KataCon 2020: Billy Taylor on Key Actions

Key Actions vs. Key (Performance) Indicators

Billy Taylor – Photo by Michele Butcher / Lean Frontiers

Another concept Billy brought out in his presentation was the difference between what he calls “Key Actions” (KA) and “Key Indicators” (KI) – often called Key Performance Indicators (KPI).

He actually introduced me (and a couple of other attendees) to the concept the previous evening. (Did I mention that a lot of the rich discussion took place in the lobby bar?)

We use the concept in Toyota Kata, we call them the “process metric” and the “performance metric” but I think Billy’s explanation offers more clarity than I have been able to pull off in the past.

He also ties it back into “what we must practice” to get the outcome we want.

In short, I look at the outcomes (the performance) I want, then ask “What actions, if they were carried out consistently, would give me this performance?” Those are the things that must be tracked, improved, and practiced.

I kind of addressed this concept a few years ago in Delivering the Patient Satisfaction Experience.
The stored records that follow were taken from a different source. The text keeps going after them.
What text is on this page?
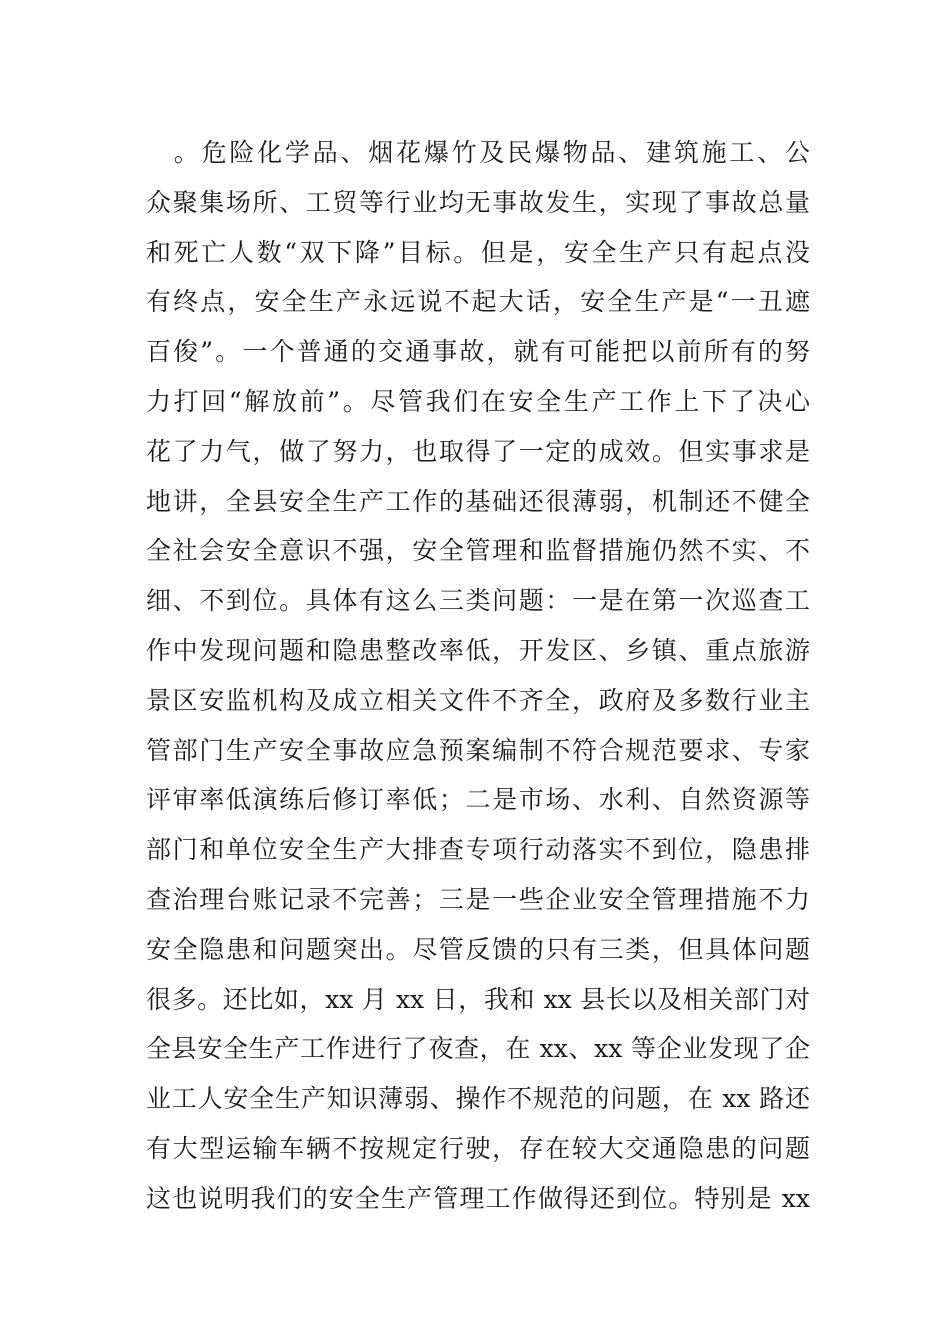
　。危险化学品、烟花爆竹及民爆物品、建筑施工、公
众聚集场所、工贸等行业均无事故发生，实现了事故总量
和死亡人数“双下降”目标。但是，安全生产只有起点没
有终点，安全生产永远说不起大话，安全生产是“一丑遮
百俊”。一个普通的交通事故，就有可能把以前所有的努
力打回“解放前”。尽管我们在安全生产工作上下了决心
花了力气，做了努力，也取得了一定的成效。但实事求是
地讲，全县安全生产工作的基础还很薄弱，机制还不健全
全社会安全意识不强，安全管理和监督措施仍然不实、不
细、不到位。具体有这么三类问题：一是在第一次巡查工
作中发现问题和隐患整改率低，开发区、乡镇、重点旅游
景区安监机构及成立相关文件不齐全，政府及多数行业主
管部门生产安全事故应急预案编制不符合规范要求、专家
评审率低演练后修订率低；二是市场、水利、自然资源等
部门和单位安全生产大排查专项行动落实不到位，隐患排
查治理台账记录不完善；三是一些企业安全管理措施不力
安全隐患和问题突出。尽管反馈的只有三类，但具体问题
很多。还比如，xx 月 xx 日，我和 xx 县长以及相关部门对
全县安全生产工作进行了夜查，在 xx、xx 等企业发现了企
业工人安全生产知识薄弱、操作不规范的问题，在 xx 路还
有大型运输车辆不按规定行驶，存在较大交通隐患的问题
这也说明我们的安全生产管理工作做得还到位。特别是 xx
But I’d like to focus in a little better.

Continuing on the health care theme, a key performance indicator is “hospital acquired infections” – getting sick in the hospital. Everyone agrees that this metric should be as low as possible, ideally zero.
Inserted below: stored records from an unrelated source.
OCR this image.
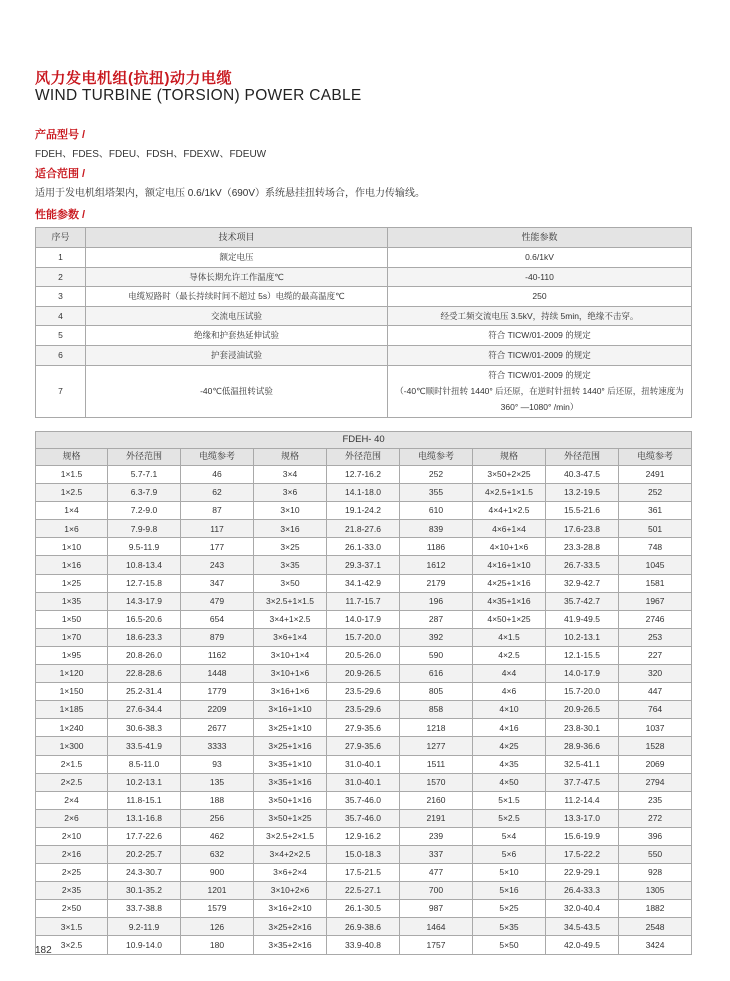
风力发电机组(抗扭)动力电缆
WIND TURBINE (TORSION) POWER CABLE
产品型号 /
FDEH、FDES、FDEU、FDSH、FDEXW、FDEUW
适合范围 /
适用于发电机组塔架内，额定电压 0.6/1kV（690V）系统悬挂扭转场合，作电力传输线。
性能参数 /
序号	技术项目	性能参数
1	额定电压	0.6/1kV
2	导体长期允许工作温度℃	-40-110
3	电缆短路时（最长持续时间不超过 5s）电缆的最高温度℃	250
4	交流电压试验	经受工频交流电压 3.5kV，持续 5min，绝缘不击穿。
5	绝缘和护套热延伸试验	符合 TICW/01-2009 的规定
6	护套浸油试验	符合 TICW/01-2009 的规定
7	-40℃低温扭转试验	符合 TICW/01-2009 的规定
（-40℃顺时针扭转 1440° 后还原，在逆时针扭转 1440° 后还原，扭转速度为
360° —1080° /min）
FDEH- 40								
规格	外径范围	电缆参考	规格	外径范围	电缆参考	规格	外径范围	电缆参考
1×1.5	5.7-7.1	46	3×4	12.7-16.2	252	3×50+2×25	40.3-47.5	2491
1×2.5	6.3-7.9	62	3×6	14.1-18.0	355	4×2.5+1×1.5	13.2-19.5	252
1×4	7.2-9.0	87	3×10	19.1-24.2	610	4×4+1×2.5	15.5-21.6	361
1×6	7.9-9.8	117	3×16	21.8-27.6	839	4×6+1×4	17.6-23.8	501
1×10	9.5-11.9	177	3×25	26.1-33.0	1186	4×10+1×6	23.3-28.8	748
1×16	10.8-13.4	243	3×35	29.3-37.1	1612	4×16+1×10	26.7-33.5	1045
1×25	12.7-15.8	347	3×50	34.1-42.9	2179	4×25+1×16	32.9-42.7	1581
1×35	14.3-17.9	479	3×2.5+1×1.5	11.7-15.7	196	4×35+1×16	35.7-42.7	1967
1×50	16.5-20.6	654	3×4+1×2.5	14.0-17.9	287	4×50+1×25	41.9-49.5	2746
1×70	18.6-23.3	879	3×6+1×4	15.7-20.0	392	4×1.5	10.2-13.1	253
1×95	20.8-26.0	1162	3×10+1×4	20.5-26.0	590	4×2.5	12.1-15.5	227
1×120	22.8-28.6	1448	3×10+1×6	20.9-26.5	616	4×4	14.0-17.9	320
1×150	25.2-31.4	1779	3×16+1×6	23.5-29.6	805	4×6	15.7-20.0	447
1×185	27.6-34.4	2209	3×16+1×10	23.5-29.6	858	4×10	20.9-26.5	764
1×240	30.6-38.3	2677	3×25+1×10	27.9-35.6	1218	4×16	23.8-30.1	1037
1×300	33.5-41.9	3333	3×25+1×16	27.9-35.6	1277	4×25	28.9-36.6	1528
2×1.5	8.5-11.0	93	3×35+1×10	31.0-40.1	1511	4×35	32.5-41.1	2069
2×2.5	10.2-13.1	135	3×35+1×16	31.0-40.1	1570	4×50	37.7-47.5	2794
2×4	11.8-15.1	188	3×50+1×16	35.7-46.0	2160	5×1.5	11.2-14.4	235
2×6	13.1-16.8	256	3×50+1×25	35.7-46.0	2191	5×2.5	13.3-17.0	272
2×10	17.7-22.6	462	3×2.5+2×1.5	12.9-16.2	239	5×4	15.6-19.9	396
2×16	20.2-25.7	632	3×4+2×2.5	15.0-18.3	337	5×6	17.5-22.2	550
2×25	24.3-30.7	900	3×6+2×4	17.5-21.5	477	5×10	22.9-29.1	928
2×35	30.1-35.2	1201	3×10+2×6	22.5-27.1	700	5×16	26.4-33.3	1305
2×50	33.7-38.8	1579	3×16+2×10	26.1-30.5	987	5×25	32.0-40.4	1882
3×1.5	9.2-11.9	126	3×25+2×16	26.9-38.6	1464	5×35	34.5-43.5	2548
3×2.5	10.9-14.0	180	3×35+2×16	33.9-40.8	1757	5×50	42.0-49.5	3424
182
But just tracking the “hospital acquired infections” isn’t going to nudge the needle much. There may be periods when there are improvements if there is emphasis, but year on year these things tend to be frustratingly steady over the long run.

If I ask “What behaviors, what actions, should we take to diminish opportunities for these infections?” then one thing pops right up on top: Anyone interacting with a patient must wash (or sanitize) their hands before doing so. Every. Single. Time. That action alone would have a dramatic and measurable impact.

It is so important that some systems have automated tracking to ensure compliance with this simple rule. (It is amazing to me that, in general, some of the worst offenders are physicians, but that is a rant for another day.)

Key Action: Wash your hands. Key Indicator: Hospital Acquired Infections.

OK – what about industry?

“Our machine downtime is too high. We need to improve our availability.” Key Indicator, but not directly actionable. What actions, if we take them consistently, do we believe are critical to reliable equipment?

Now we can track those. What are the critical-to-reliability things that must be checked every shift? Are they checked? How do you know? Do you track misses?

How about your preventative maintenance schedule?

Is the machine in configuration? Or are there improvised repairs in place? Why?

These are behaviors, actions, that relate directly to the availability of the equipment.

Together, they form a hypothesis: “If we carry out these actions (and know we did), then we predict this KPI will improve.” For this to work, though, we have to test whether or not the actions were carried out AND test whether or not the KPI needle moves over time.

One thing I would add: Focus on what people should do. Not so much on things they should not do. It is a lot easier to get a new habit into place than it is to stamp out an existing one. Working to replace an undesired action with a desired action is a lot easier as well.

The things that keep people from carrying out the Key Actions are obstacles. Now we can engage the Improvement Kata process and get to work.

TWI comes into play as well. “Are we carrying out the actions as we should?” It is all to easy to tell someone to do something and assume they know how, or assume that the way they do it is the way you have in mind. Trust, then verify.